Here is the house militant, a blocked in enterprise huddled round a private, guarded void, its banners and its flags flown flagrant to the vulgar, following winds; a mailed fist prevailing against all levelling air.

Seminal, germinal, I lie there; something mud bound, landbound, evolving, and quite undismayed both by the burden of the abysmal past compressed beneath and by the columnar weight of atmosphere above bearing down, each together squeezing me, forcing me, tributary, to a greater, crasser surface.

But now is now, now is demand, and I must act.

I try to shrug or scrape the helmet off, but fail. I decide to free my hands first.

I struggle, numb with cold, attempting to undo myself. I bend my fingers and try to find purchase on the tied length of rough textured bell pull securing my hands. I tug and haul and wriggle my wrists inside their bindings.

A noise, above.

I look up into darkness, and am pissed upon; the urine patters down upon me, softly clanging off the helmet and hissing into the water. It is barely warm, cooled almost to the same chill as the well’s still water by its passage down the cold air of the well’s throat. Some shouts, and then, with a start that has my elbows jerk in beside my body, something solid hits the helmet and splashes into the water. Laughter, above; more shouts, fading then returning. Then the sound of retching.

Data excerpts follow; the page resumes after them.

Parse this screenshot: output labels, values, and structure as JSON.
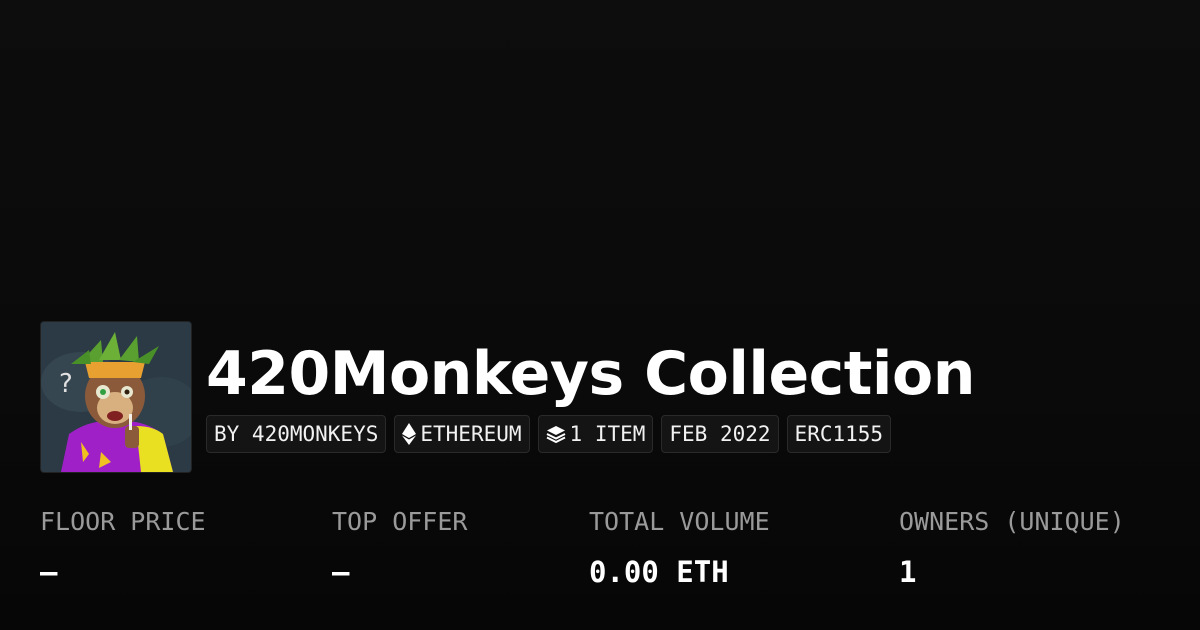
{
  "collection": {
    "title": "420Monkeys Collection",
    "avatar_icon": "monkey-avatar-image"
  },
  "tags": [
    {
      "label": "BY 420MONKEYS",
      "icon": null
    },
    {
      "label": "ETHEREUM",
      "icon": "ethereum-icon"
    },
    {
      "label": "1 ITEM",
      "icon": "layers-icon"
    },
    {
      "label": "FEB 2022",
      "icon": null
    },
    {
      "label": "ERC1155",
      "icon": null
    }
  ],
  "stats": [
    {
      "label": "FLOOR PRICE",
      "value": "—"
    },
    {
      "label": "TOP OFFER",
      "value": "—"
    },
    {
      "label": "TOTAL VOLUME",
      "value": "0.00 ETH"
    },
    {
      "label": "OWNERS (UNIQUE)",
      "value": "1"
    }
  ],
  "colors": {
    "background": "#0a0a0a",
    "text": "#ffffff",
    "muted": "#9a9a9a",
    "tag_bg": "#141414",
    "tag_border": "#2a2a2a"
  }
}
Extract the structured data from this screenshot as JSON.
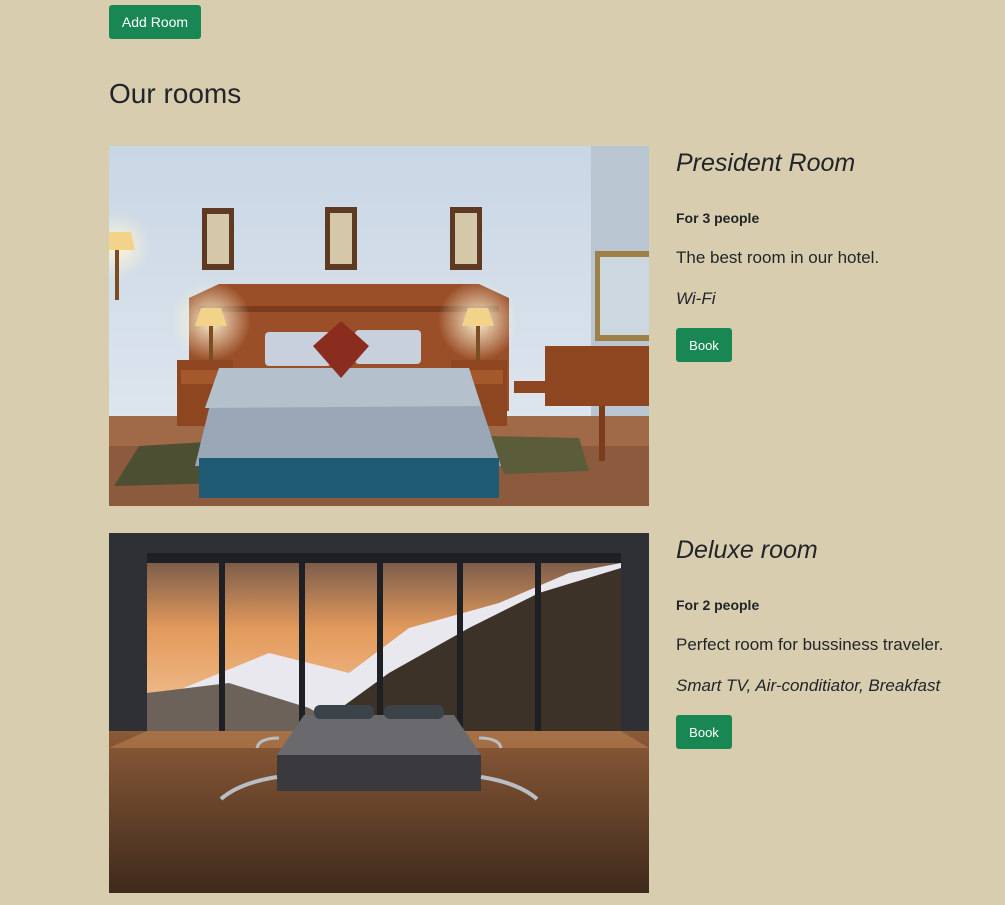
{
  "toolbar": {
    "add_room_label": "Add Room"
  },
  "section": {
    "title": "Our rooms"
  },
  "rooms": [
    {
      "name": "President Room",
      "capacity": "For 3 people",
      "description": "The best room in our hotel.",
      "amenities": "Wi-Fi",
      "book_label": "Book",
      "photo": "hotel-bedroom-photo"
    },
    {
      "name": "Deluxe room",
      "capacity": "For 2 people",
      "description": "Perfect room for bussiness traveler.",
      "amenities": "Smart TV, Air-conditiator, Breakfast",
      "book_label": "Book",
      "photo": "mountain-view-bedroom-photo"
    }
  ],
  "colors": {
    "page_background": "#d8ceaf",
    "button": "#198754",
    "button_text": "#ffffff",
    "text": "#212529"
  }
}
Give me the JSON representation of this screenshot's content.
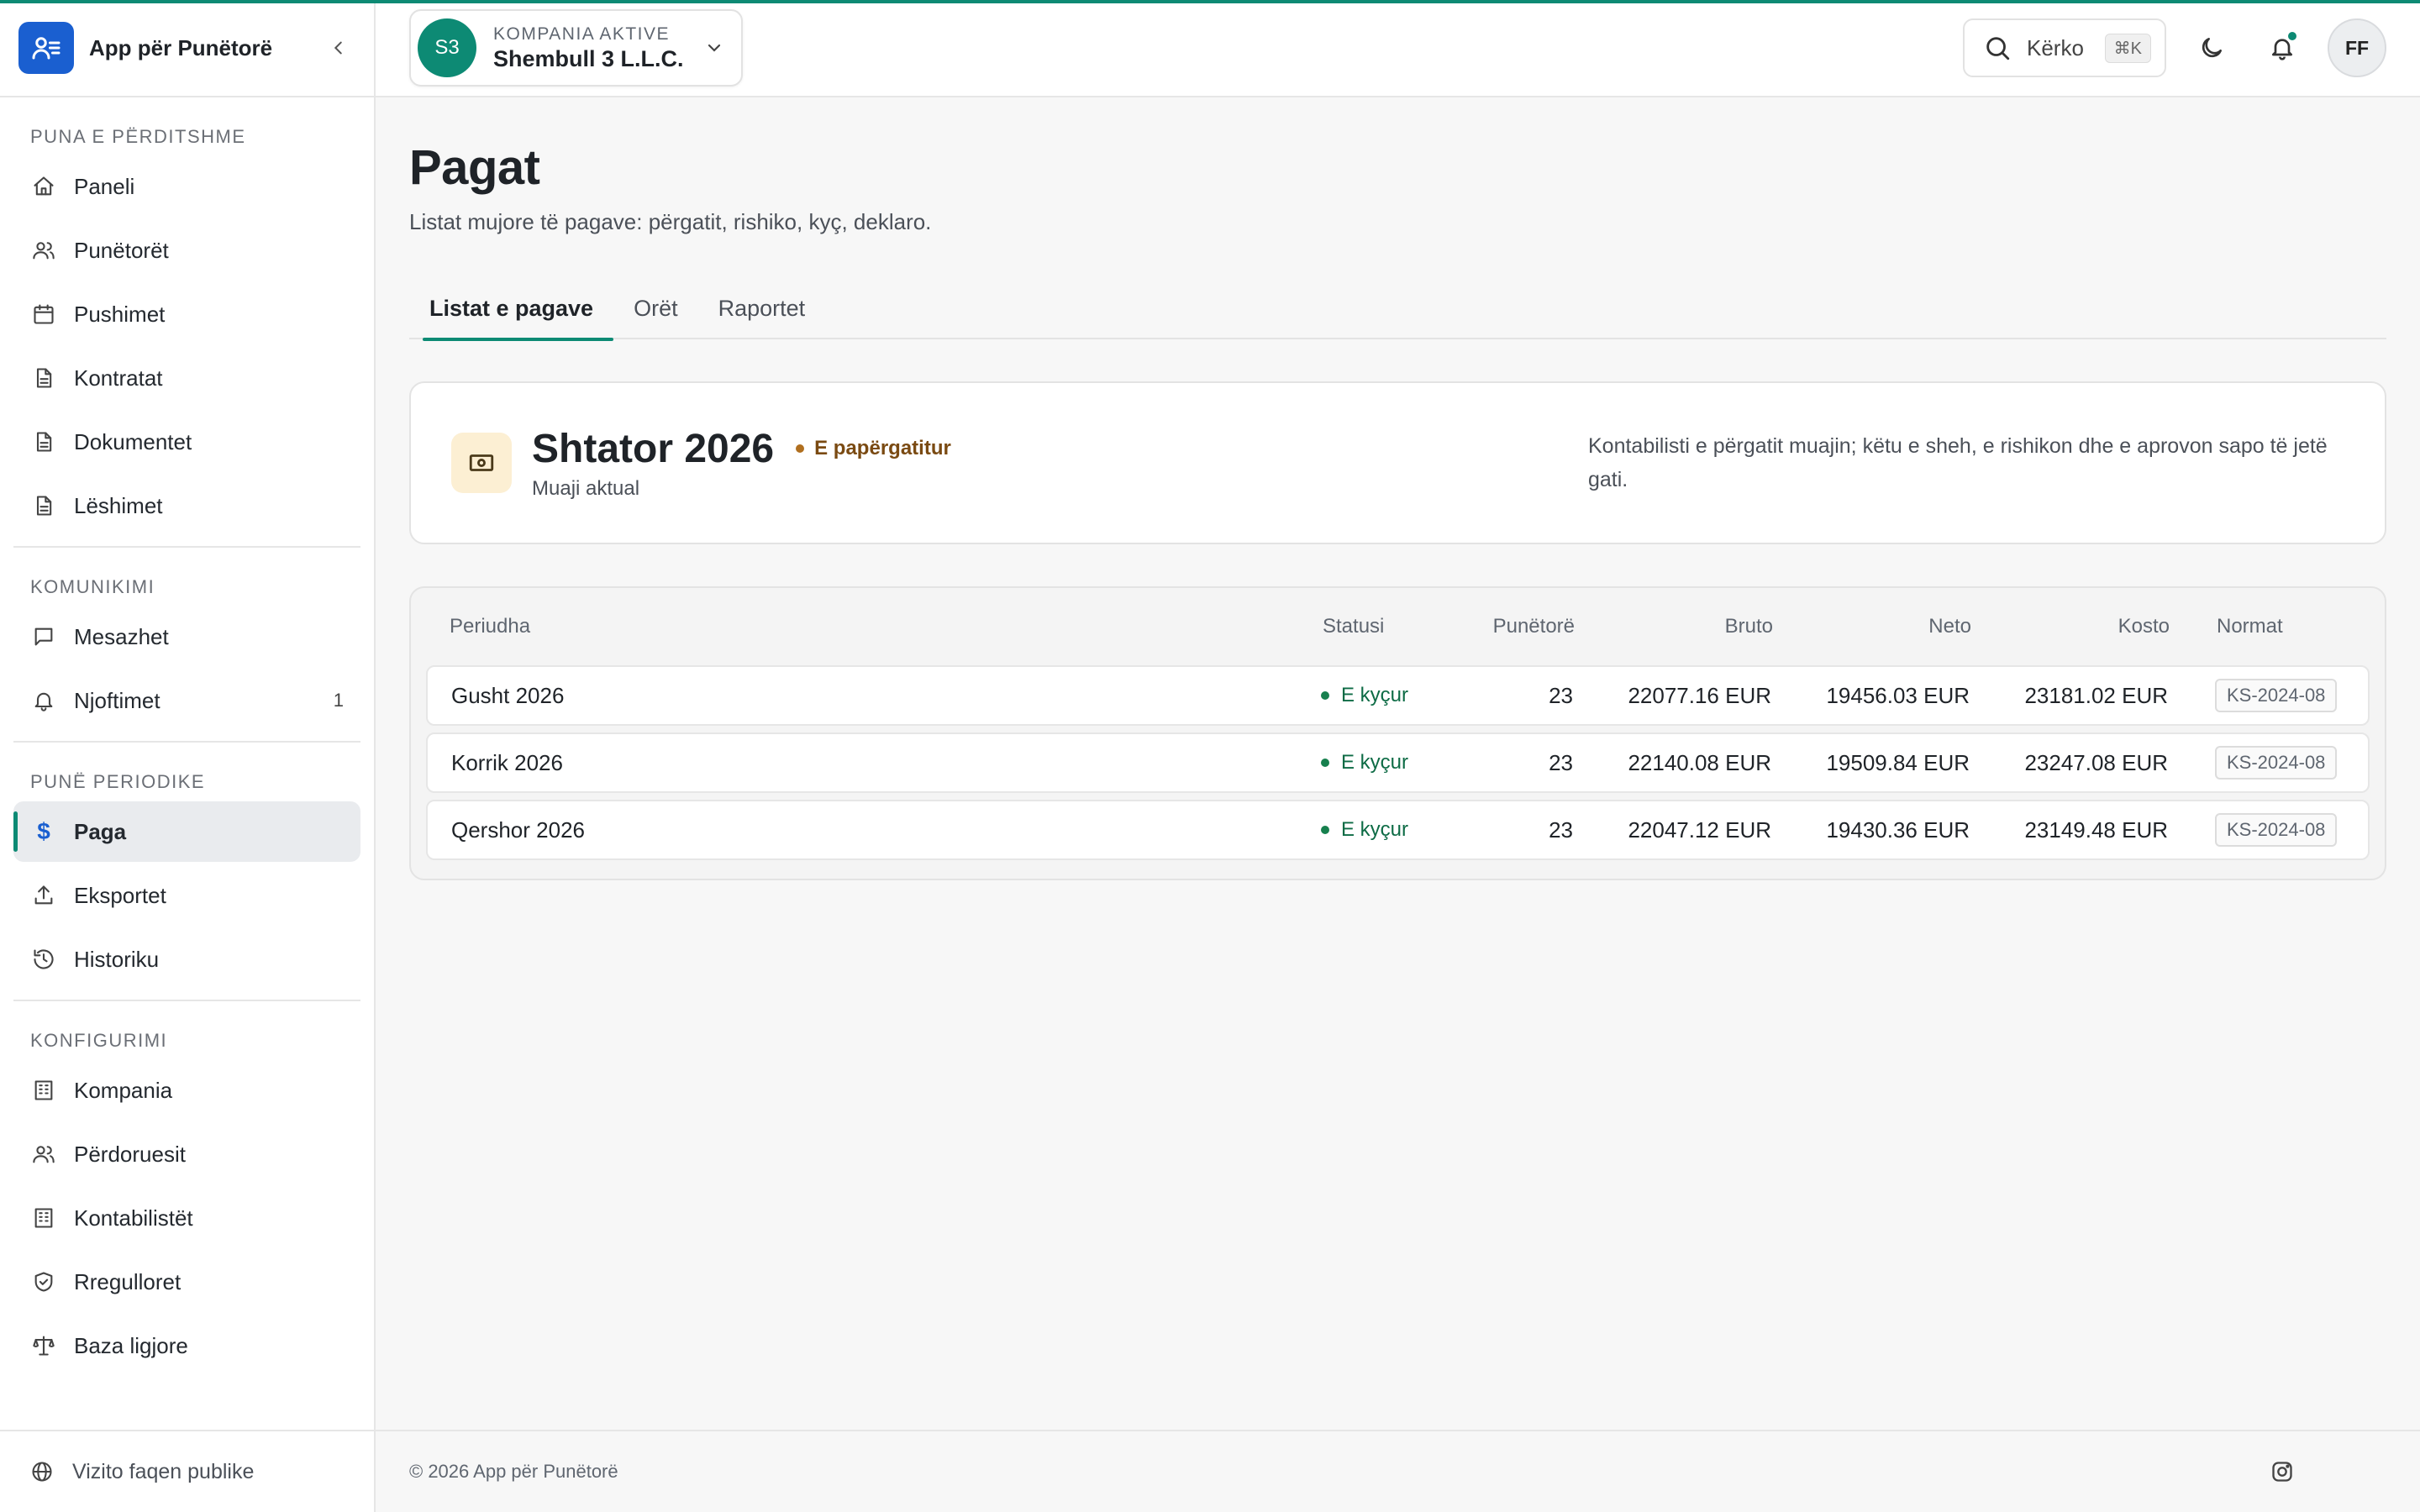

Sickness, this time. It feels warmer than the urine. Its acrid stench rises up around me. Mostly wine, I think. More laughter, and then silence.

I continue to struggle with the bonds round my wrist. I think that if I could only see properly, even in the near darkness, I might succeed. But I need my hands to release me from the helm. I try, instead, to stand inside my little bucket, thinking that I might be able to nudge the helmet off once I can better wedge it against the side of the well. That fails too, my legs refusing to work.